Oleh karena itu, klausul non-kompetisi seharusnya adalah batal demi hukum alias tidak dapat diberlakukan, karena melanggar syarat sah berkontrak yang diatur dalam Pasal 1320 Kitab Undang-Undang Hukum Perdata, yaitu syarat bahwa perjanjian harus memuat kausa yang tidak terlarang.
Namun di sisi lain bagi perusahaan, klausul non-kompetisi adalah klausul yang sangat penting agar ex-karyawan mereka tidak membocorkan rahasia perusahaan ke kompetitor, bukan bermaksud untuk menghambat rezeki atau kesempatan bekerja ex-karyawan. Perusahaan dapat berpendapat bahwa klausul non-kompetisi seharusnya dapat diterapkan atas dasar asas kebebasan berkontrak dalam Pasal 1338 Kitab Undang-Undang Hukum Perdata.
Artinya, jika dalam kontrak kerja antara karyawan dan perusahaan telah mencantumkan ketentuan mengenai larangan bekerja di kompetitor setelah berhenti bekerja, maka karyawan terikat dengan ketentuan tersebut.
Jika karyawan melanggar ketentuan larangan tersebut, perusahaan dapat mengambil langkah hukum untuk memberlakukan klausul non-kompetesi tersebut, seperti misalnya mengajukan gugatan wanprestasi dan menuntut ganti rugi.

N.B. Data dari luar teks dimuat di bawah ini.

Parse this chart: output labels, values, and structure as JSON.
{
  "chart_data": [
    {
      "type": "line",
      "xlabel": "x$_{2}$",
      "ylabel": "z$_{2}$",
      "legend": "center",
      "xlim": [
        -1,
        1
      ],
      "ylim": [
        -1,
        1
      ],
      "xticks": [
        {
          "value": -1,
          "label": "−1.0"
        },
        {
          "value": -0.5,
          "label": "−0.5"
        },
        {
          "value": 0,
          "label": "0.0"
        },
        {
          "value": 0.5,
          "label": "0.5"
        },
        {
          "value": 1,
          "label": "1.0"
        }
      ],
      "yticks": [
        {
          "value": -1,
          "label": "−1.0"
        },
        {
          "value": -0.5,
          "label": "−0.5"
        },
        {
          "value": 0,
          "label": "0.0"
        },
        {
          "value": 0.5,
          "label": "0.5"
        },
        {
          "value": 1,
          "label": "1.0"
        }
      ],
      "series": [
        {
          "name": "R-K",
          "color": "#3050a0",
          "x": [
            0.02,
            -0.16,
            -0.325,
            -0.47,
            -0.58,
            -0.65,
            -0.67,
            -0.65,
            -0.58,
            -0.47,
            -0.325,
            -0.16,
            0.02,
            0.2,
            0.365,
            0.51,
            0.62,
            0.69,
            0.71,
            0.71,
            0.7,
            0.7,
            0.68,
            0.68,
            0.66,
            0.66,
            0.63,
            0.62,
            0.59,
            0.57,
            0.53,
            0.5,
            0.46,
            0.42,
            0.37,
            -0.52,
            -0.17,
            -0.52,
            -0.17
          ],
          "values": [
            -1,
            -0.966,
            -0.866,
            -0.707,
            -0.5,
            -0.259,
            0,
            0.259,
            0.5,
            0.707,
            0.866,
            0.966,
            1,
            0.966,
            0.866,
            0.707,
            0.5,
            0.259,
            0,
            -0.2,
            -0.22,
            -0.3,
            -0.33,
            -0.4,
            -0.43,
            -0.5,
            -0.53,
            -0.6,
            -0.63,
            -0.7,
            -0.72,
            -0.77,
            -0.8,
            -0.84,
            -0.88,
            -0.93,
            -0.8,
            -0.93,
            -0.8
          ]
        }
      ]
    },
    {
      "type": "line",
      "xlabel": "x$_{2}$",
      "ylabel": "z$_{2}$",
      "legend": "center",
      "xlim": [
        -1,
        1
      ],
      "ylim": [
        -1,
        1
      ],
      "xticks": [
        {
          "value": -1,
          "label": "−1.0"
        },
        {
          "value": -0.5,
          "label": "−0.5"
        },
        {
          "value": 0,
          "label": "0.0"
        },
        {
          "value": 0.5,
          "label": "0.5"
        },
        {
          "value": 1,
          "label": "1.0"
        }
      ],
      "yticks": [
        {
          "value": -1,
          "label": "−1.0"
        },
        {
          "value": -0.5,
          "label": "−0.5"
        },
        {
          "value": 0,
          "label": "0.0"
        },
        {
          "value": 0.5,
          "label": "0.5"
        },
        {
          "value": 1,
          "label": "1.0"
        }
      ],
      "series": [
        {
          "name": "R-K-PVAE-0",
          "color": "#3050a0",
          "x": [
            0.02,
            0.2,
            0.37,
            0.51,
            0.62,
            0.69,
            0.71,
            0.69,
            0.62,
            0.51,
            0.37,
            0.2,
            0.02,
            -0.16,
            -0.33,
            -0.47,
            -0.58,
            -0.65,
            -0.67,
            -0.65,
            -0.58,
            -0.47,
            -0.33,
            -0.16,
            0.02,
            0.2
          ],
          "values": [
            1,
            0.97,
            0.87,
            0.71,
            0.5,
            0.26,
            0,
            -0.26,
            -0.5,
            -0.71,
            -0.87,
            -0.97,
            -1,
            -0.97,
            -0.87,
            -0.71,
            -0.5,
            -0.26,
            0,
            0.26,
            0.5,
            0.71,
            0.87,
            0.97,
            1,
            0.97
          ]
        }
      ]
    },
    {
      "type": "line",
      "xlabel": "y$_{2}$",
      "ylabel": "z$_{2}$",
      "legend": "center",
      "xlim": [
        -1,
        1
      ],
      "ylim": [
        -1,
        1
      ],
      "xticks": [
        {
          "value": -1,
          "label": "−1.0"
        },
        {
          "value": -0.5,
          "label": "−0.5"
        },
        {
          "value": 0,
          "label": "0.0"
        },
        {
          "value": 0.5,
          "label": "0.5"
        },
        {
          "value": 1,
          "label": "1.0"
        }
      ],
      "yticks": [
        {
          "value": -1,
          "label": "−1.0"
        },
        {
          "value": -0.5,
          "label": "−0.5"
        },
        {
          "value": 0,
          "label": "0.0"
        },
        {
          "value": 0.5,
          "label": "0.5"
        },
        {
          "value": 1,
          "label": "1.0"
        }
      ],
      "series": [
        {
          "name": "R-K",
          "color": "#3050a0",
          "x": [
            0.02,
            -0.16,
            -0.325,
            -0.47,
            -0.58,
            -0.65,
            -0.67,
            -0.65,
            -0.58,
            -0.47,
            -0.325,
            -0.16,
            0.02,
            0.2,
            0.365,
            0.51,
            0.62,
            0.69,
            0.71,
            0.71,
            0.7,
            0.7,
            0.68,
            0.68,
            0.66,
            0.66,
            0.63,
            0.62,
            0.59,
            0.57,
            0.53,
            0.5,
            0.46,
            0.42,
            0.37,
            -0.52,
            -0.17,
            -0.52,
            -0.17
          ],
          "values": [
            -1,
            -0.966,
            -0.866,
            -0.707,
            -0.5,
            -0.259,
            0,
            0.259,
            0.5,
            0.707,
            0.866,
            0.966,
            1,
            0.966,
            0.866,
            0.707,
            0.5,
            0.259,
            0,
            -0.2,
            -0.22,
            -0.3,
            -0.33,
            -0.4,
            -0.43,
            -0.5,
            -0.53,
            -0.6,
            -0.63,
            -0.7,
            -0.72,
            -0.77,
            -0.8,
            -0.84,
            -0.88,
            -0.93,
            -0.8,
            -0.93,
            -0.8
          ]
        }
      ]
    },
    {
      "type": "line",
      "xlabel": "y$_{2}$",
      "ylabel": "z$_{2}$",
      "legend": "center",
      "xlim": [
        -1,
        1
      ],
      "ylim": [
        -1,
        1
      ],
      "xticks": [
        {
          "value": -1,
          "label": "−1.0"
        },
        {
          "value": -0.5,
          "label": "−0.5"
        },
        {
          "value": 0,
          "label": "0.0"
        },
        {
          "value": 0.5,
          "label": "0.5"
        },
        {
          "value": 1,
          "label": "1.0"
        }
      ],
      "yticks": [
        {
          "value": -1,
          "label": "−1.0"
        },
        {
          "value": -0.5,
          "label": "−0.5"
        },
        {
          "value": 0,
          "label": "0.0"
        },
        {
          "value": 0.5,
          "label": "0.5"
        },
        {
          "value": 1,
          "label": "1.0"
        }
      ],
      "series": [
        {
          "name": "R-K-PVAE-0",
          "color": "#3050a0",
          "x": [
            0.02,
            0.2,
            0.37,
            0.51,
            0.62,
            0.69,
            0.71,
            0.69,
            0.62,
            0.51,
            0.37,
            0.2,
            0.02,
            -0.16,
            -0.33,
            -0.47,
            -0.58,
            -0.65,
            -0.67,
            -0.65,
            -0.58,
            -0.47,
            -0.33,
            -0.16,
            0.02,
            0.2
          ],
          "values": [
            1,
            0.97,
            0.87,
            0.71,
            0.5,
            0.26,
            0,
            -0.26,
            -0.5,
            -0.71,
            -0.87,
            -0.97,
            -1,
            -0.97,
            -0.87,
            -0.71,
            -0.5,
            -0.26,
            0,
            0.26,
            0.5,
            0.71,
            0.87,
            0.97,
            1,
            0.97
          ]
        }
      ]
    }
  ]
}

Pada tahun 2019, Mahkamah Agung Republik Indonesia menguatkan putusan Pengadilan Negeri Jakarta Timur yang menegaskan keberlakuan dari ketentuan non-kompetisi dalam hubungan ketenagakerjaan.
Dalam perkara yang dimulai pada tahun 2017 tersebut, majelis hakim di Pengadilan Negeri Jakarta Timur memutuskan bahwa perbuatan pihak ex-karyawan yang melanggar klausul non-kompetisi dalam perjanjian kerahasiaan adalah suatu bentuk wanprestasi.
Putusan pengadilan negeri tersebut pun dikuatkan oleh Pengadilan Tinggi Jakarta pada tahun 2018, hingga Mahkamah Agung, yang berarti bahwa putusan tersebut telah berkekuatan hukum tetap. Dengan demikian putusan Mahkamah Agung merupakan yurisprudensi bagi perkembangan hukum Indonesia khususnya pelaksanaan klausul non-kompetisi.